Economics. The mere word conjures up feelings of misery and despair for many students who have taken, or have been forced to take, a class in the econ department. The subject itself is traditionally one of the most challenging at Georgetown, and it is an often-cited truism that for most students, econ classes serve as a speed bump on the way to a high GPA. Since the economics department stands out as one of the most rigorous and challenging disciplines for students, especially for those in the School of Foreign Service who are required to take four courses, one would think that the teaching assistants chosen would be extremely well-qualified. Unfortunately, based on the experience of the Editorial Board and a wide variety of Georgetown students we spoke with, the TAs in the econ department are notoriously unhelpful.

The complaints against TAs are diverse, ranging from broken English to faltering teaching skills to perceived unfairness when grading work. The frequent problems with TAs shouldn’t be a big surprise given the manner in which TAs are chosen.
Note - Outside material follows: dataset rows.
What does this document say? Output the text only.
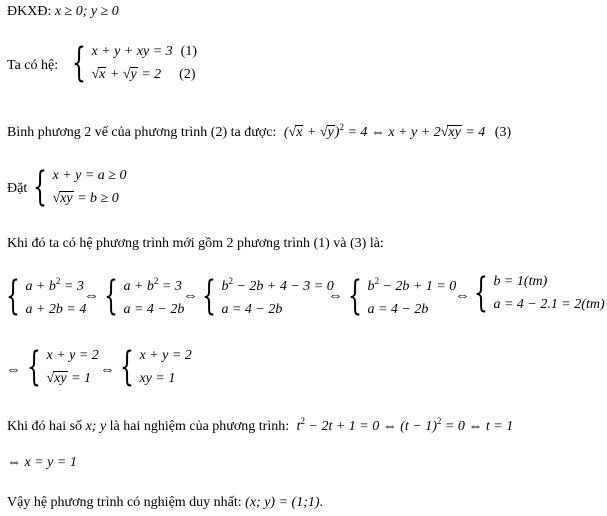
ĐKXĐ: x ≥ 0; y ≥ 0
Ta có hệ: { x + y + xy = 3 (1)
√x + √y = 2 (2)
Bình phương 2 vế của phương trình (2) ta được: $(√x + √y)^2 = 4$ ⇔ x + y + 2√xy = 4 (3)
Đặt { x + y = a ≥ 0
√xy = b ≥ 0
Khi đó ta có hệ phương trình mới gồm 2 phương trình (1) và (3) là:
{ $a + b^2 = 3$
a + 2b = 4
⇔ { $a + b^2 = 3$
a = 4 − 2b
⇔ { $b^2 - 2b + 4 - 3 = 0$
a = 4 − 2b
⇔ { $b^2 - 2b + 1 = 0$
a = 4 − 2b
⇔ { b = 1(tm)
a = 4 − 2.1 = 2(tm)
⇔ { x + y = 2
√xy = 1
⇔ { x + y = 2
xy = 1
Khi đó hai số x; y là hai nghiệm của phương trình: $t^2 - 2t + 1 = 0$ ⇔ $(t - 1)^2 = 0$ ⇔ t = 1
⇔ x = y = 1
Vậy hệ phương trình có nghiệm duy nhất: (x; y) = (1;1).
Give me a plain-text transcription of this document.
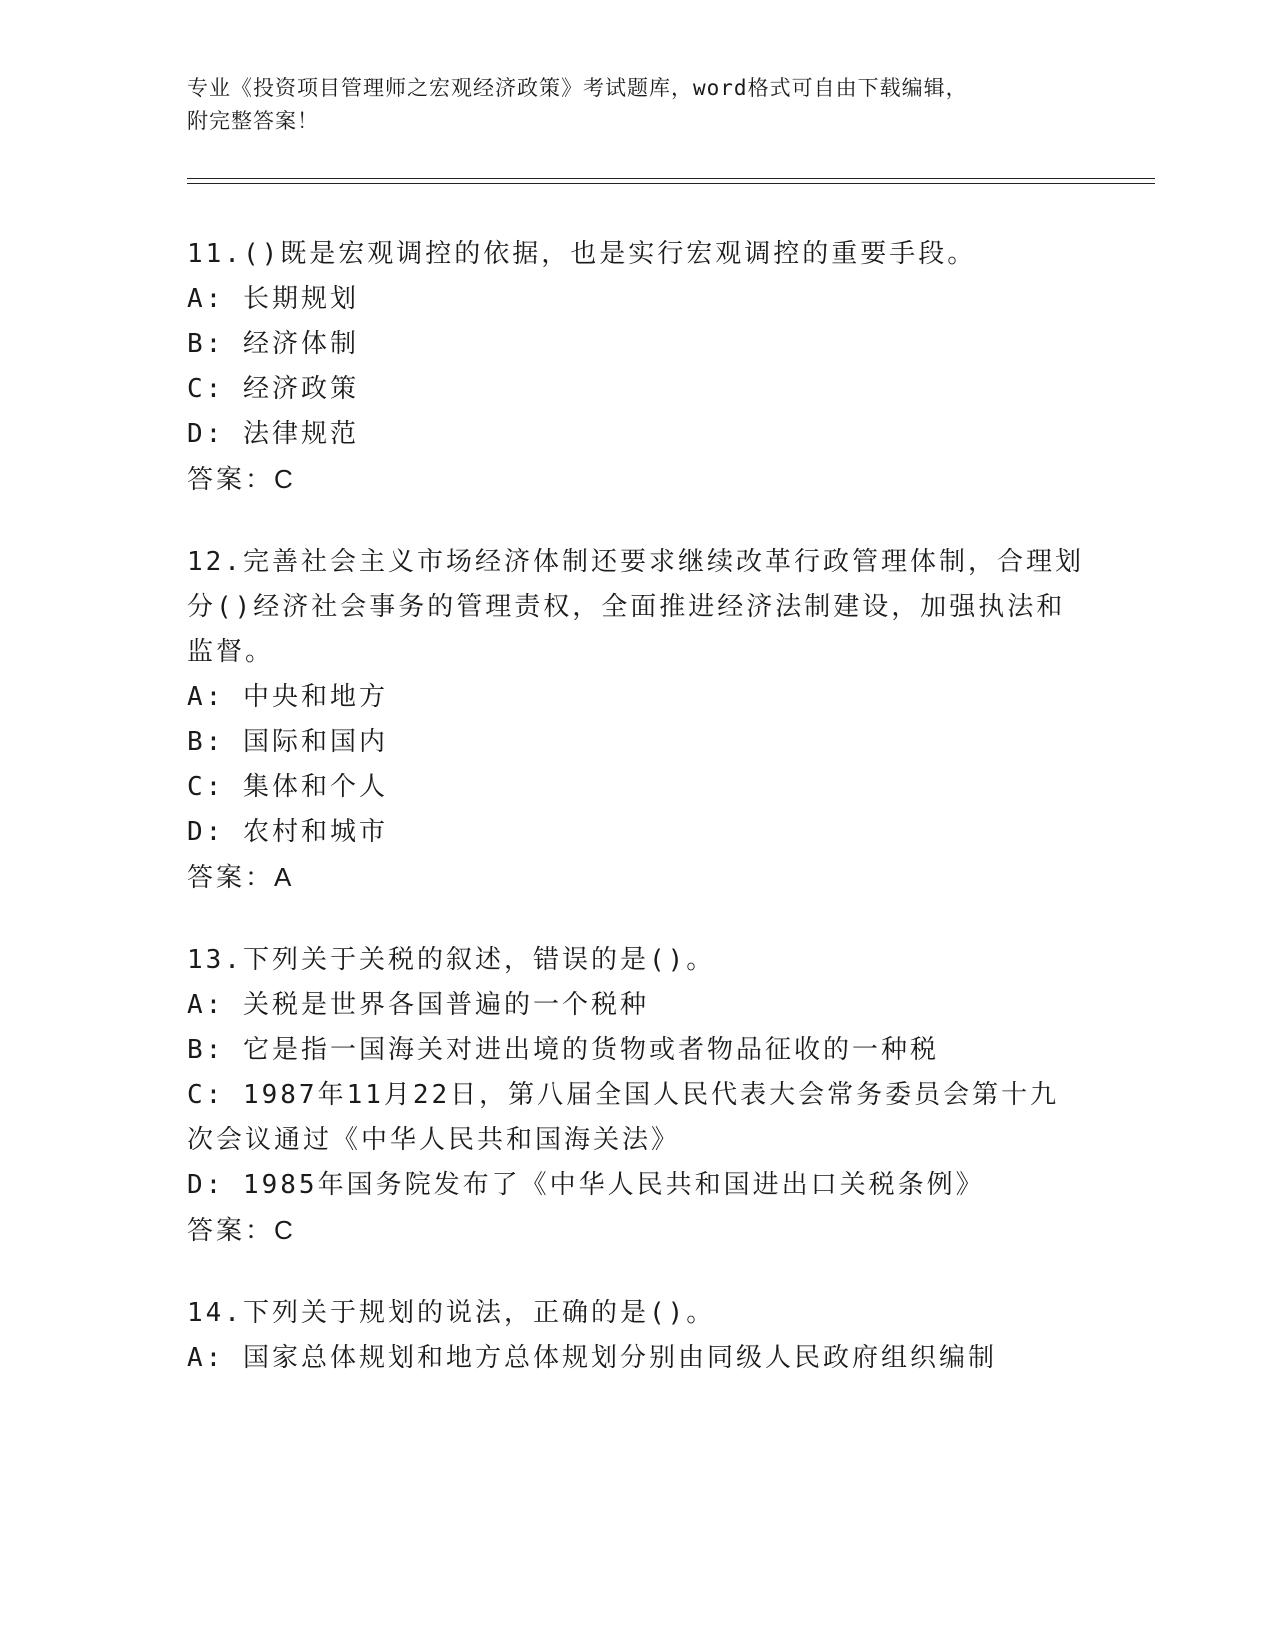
专业《投资项目管理师之宏观经济政策》考试题库，word格式可自由下载编辑，
附完整答案！
11.()既是宏观调控的依据，也是实行宏观调控的重要手段。
A: 长期规划
B: 经济体制
C: 经济政策
D: 法律规范
答案：C
12.完善社会主义市场经济体制还要求继续改革行政管理体制，合理划分()经济社会事务的管理责权，全面推进经济法制建设，加强执法和监督。
A: 中央和地方
B: 国际和国内
C: 集体和个人
D: 农村和城市
答案：A
13.下列关于关税的叙述，错误的是()。
A: 关税是世界各国普遍的一个税种
B: 它是指一国海关对进出境的货物或者物品征收的一种税
C: 1987年11月22日，第八届全国人民代表大会常务委员会第十九次会议通过《中华人民共和国海关法》
D: 1985年国务院发布了《中华人民共和国进出口关税条例》
答案：C
14.下列关于规划的说法，正确的是()。
A: 国家总体规划和地方总体规划分别由同级人民政府组织编制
Undergraduate economics TAs are frequently chosen by individual professors based on who received the best grade in the class the semester before. Some might cite this alone as a problematic recruiting criterion.
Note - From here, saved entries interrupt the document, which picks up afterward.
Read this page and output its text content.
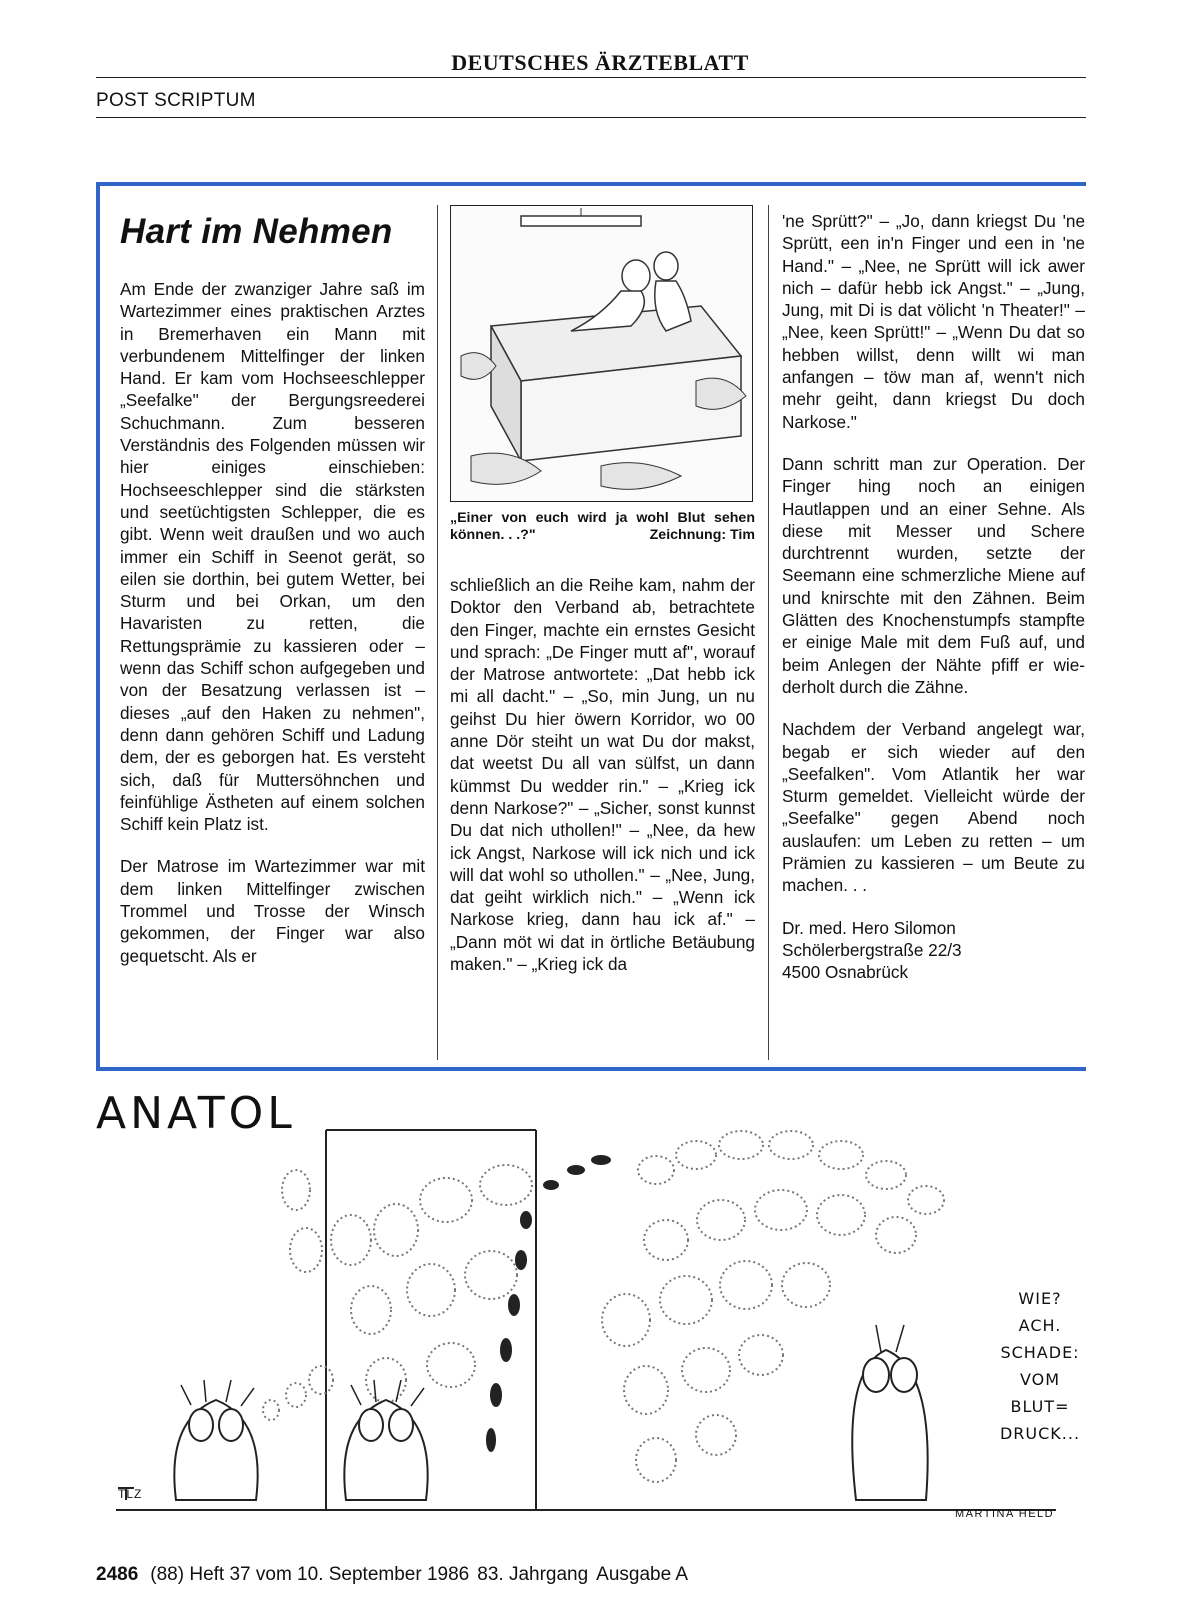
DEUTSCHES ÄRZTEBLATT
POST SCRIPTUM
Hart im Nehmen

Am Ende der zwanziger Jahre saß im Wartezimmer eines praktischen Arztes in Bremerhaven ein Mann mit verbundenem Mittelfinger der linken Hand. Er kam vom Hochseeschlepper „Seefalke" der Bergungsreederei Schuchmann. Zum besseren Verständnis des Folgenden müssen wir hier einiges einschieben: Hochseeschlepper sind die stärksten und seetüchtigsten Schlepper, die es gibt. Wenn weit draußen und wo auch immer ein Schiff in Seenot gerät, so eilen sie dorthin, bei gutem Wetter, bei Sturm und bei Orkan, um den Havaristen zu retten, die Rettungsprämie zu kassieren oder – wenn das Schiff schon aufgegeben und von der Besatzung verlassen ist – dieses „auf den Haken zu nehmen", denn dann gehören Schiff und Ladung dem, der es geborgen hat. Es versteht sich, daß für Muttersöhnchen und feinfühlige Ästheten auf einem solchen Schiff kein Platz ist.

Der Matrose im Wartezimmer war mit dem linken Mittelfinger zwischen Trommel und Trosse der Winsch gekommen, der Finger war also gequetscht. Als er

„Einer von euch wird ja wohl Blut sehen können. . .?"	Zeichnung: Tim

schließlich an die Reihe kam, nahm der Doktor den Verband ab, betrachtete den Finger, machte ein ernstes Gesicht und sprach: „De Finger mutt af", worauf der Matrose antwortete: „Dat hebb ick mi all dacht." – „So, min Jung, un nu geihst Du hier öwern Korridor, wo 00 anne Dör steiht un wat Du dor makst, dat weetst Du all van sülfst, un dann kümmst Du wedder rin." – „Krieg ick denn Narkose?" – „Sicher, sonst kunnst Du dat nich uthollen!" – „Nee, da hew ick Angst, Narkose will ick nich und ick will dat wohl so uthollen." – „Nee, Jung, dat geiht wirklich nich." – „Wenn ick Narkose krieg, dann hau ick af." – „Dann möt wi dat in örtliche Betäubung maken." – „Krieg ick da

'ne Sprütt?" – „Jo, dann kriegst Du 'ne Sprütt, een in'n Finger und een in 'ne Hand." – „Nee, ne Sprütt will ick awer nich – dafür hebb ick Angst." – „Jung, Jung, mit Di is dat völicht 'n Theater!" – „Nee, keen Sprütt!" – „Wenn Du dat so hebben willst, denn willt wi man anfangen – töw man af, wenn't nich mehr geiht, dann kriegst Du doch Narkose."

Dann schritt man zur Operation. Der Finger hing noch an einigen Hautlappen und an einer Sehne. Als diese mit Messer und Schere durchtrennt wurden, setzte der Seemann eine schmerzliche Miene auf und knirschte mit den Zähnen. Beim Glätten des Knochenstumpfs stampfte er einige Male mit dem Fuß auf, und beim Anlegen der Nähte pfiff er wiederholt durch die Zähne.

Nachdem der Verband angelegt war, begab er sich wieder auf den „Seefalken". Vom Atlantik her war Sturm gemeldet. Vielleicht würde der „Seefalke" gegen Abend noch auslaufen: um Leben zu retten – um Prämien zu kassieren – um Beute zu machen. . .

Dr. med. Hero Silomon
Schölerbergstraße 22/3
4500 Osnabrück
ANATOL
WIE?
ACH.
SCHADE:
VOM
BLUT=
DRUCK...
TLZ
MARTINA HELD
2486 (88) Heft 37 vom 10. September 1986 83. Jahrgang Ausgabe A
The complaints against undergraduate TAs are different and less severe than those that face graduate TAs. Because undergraduate students have taken the class for which they are the TA, they know what material can be problematic and how best to explain the more difficult concepts. Many graduate students have a poor understanding of how to explain the subject to undergraduate students, who are learning the subject at a more basic level. Further, because undergraduates have been a student in the given professor’s class, they understand the benefits and failings of his teaching style.

As most students who have taken an economics class can tell you, the greatest problem with economics TAs, undergraduate or graduate, seems to be that they are chosen not by their ability to communicate information but merely by their ability to understand it.

Teaching is not an easy job and not a common skill. Neither is the comprehension of economics. Economics is a challenging and rigorous subject with which many students need assistance outside of cut-and-dry lectures. Allowing students with poor communication skills to be in charge of a class is misguided. Picking students based solely on high grades is a poor mechanism because, in economics, good communications skills are not required to receive a high grade in the class. TAs should be rigorously chosen, well-trained and frequently examined for quality control. Right now it appears as though very little of this is happening. Though there is a six-hour training session at the beginning of the year for new economics TAs, this clearly is insufficient.

This problem with TAs isn’t exclusive to the economics department, and the responsibility for ensuring higher-quality TAs across all departments is a burden shared by students and administrators. Students have the opportunity to critique their TAs and fail to do so in a way that communicates the obvious shortcomings of their TA. Without this information, it is not surprising that there continue to be a number of poor TAs. Of course, administrators need to seriously reexamine the manner in which they hire TAs. You wouldn’t hire someone to tutor your kids for their SATs who, though brilliant, doesn’t know how to communicate that knowledge. Likewise, you shouldn’t hire TAs who only know economics, not how to teach it.